I recently read an article titled ” Are we Witnessing a Dividend Bubble?“. While catchy titles like Dividend Bubbles and comparisons to the Nifty Fifty from the 1970?s can attract readers, there is little substantive evidence to prove that we are in an actual dividend bubble. Back in 2008 I myself wrote an article where I predicted that record low interest rates might lead to a Dividend Bubble.
The Nifty Fifty was a group of one decision growth stocks, which money managers bought indiscriminately regardless of valuation. When the US economy entered a recession in 1973, the rosy earnings expectations for the high multiple Nifty Fifty turned gloomy. As a result, share prices fell sharply. The contraction was more severe for the Nifty Fifty stocks, many of which did not return to their highest stock price levels for many years.
Dividend stocks are a buy and hold for the long term type investment.
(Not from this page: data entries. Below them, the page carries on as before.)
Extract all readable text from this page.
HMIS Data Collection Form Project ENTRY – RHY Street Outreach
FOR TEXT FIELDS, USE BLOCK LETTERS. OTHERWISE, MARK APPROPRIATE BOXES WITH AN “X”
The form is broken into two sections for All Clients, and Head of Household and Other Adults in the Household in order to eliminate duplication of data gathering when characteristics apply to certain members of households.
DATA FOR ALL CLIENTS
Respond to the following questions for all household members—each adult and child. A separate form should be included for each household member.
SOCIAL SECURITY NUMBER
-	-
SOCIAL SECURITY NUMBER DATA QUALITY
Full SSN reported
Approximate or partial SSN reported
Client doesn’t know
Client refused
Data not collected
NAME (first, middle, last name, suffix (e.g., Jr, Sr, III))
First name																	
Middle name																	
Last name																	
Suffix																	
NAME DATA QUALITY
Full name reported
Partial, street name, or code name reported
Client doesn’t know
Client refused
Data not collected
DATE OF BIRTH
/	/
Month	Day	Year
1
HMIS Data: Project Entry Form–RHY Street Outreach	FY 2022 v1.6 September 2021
Making an assumption about “dividend bubbles” based on relative outperformance in a period of less than one year does not sound convincing. While the Nifty Fifty were also considered a buy and hold type of stocks in the 1970?s, the major difference is that dividend stocks are actually undervalued. In addition, few investors actually appreciate the value that dividend stocks offer to investors. Bubbles are characterized by irrational exuberance and chasing of assets regardless of their underlying fundamentals. Given the fact that only few investors appear optimistic about dividend stocks, and that fundamentals appear sound, it is premature to talk about a bubble in dividend stocks.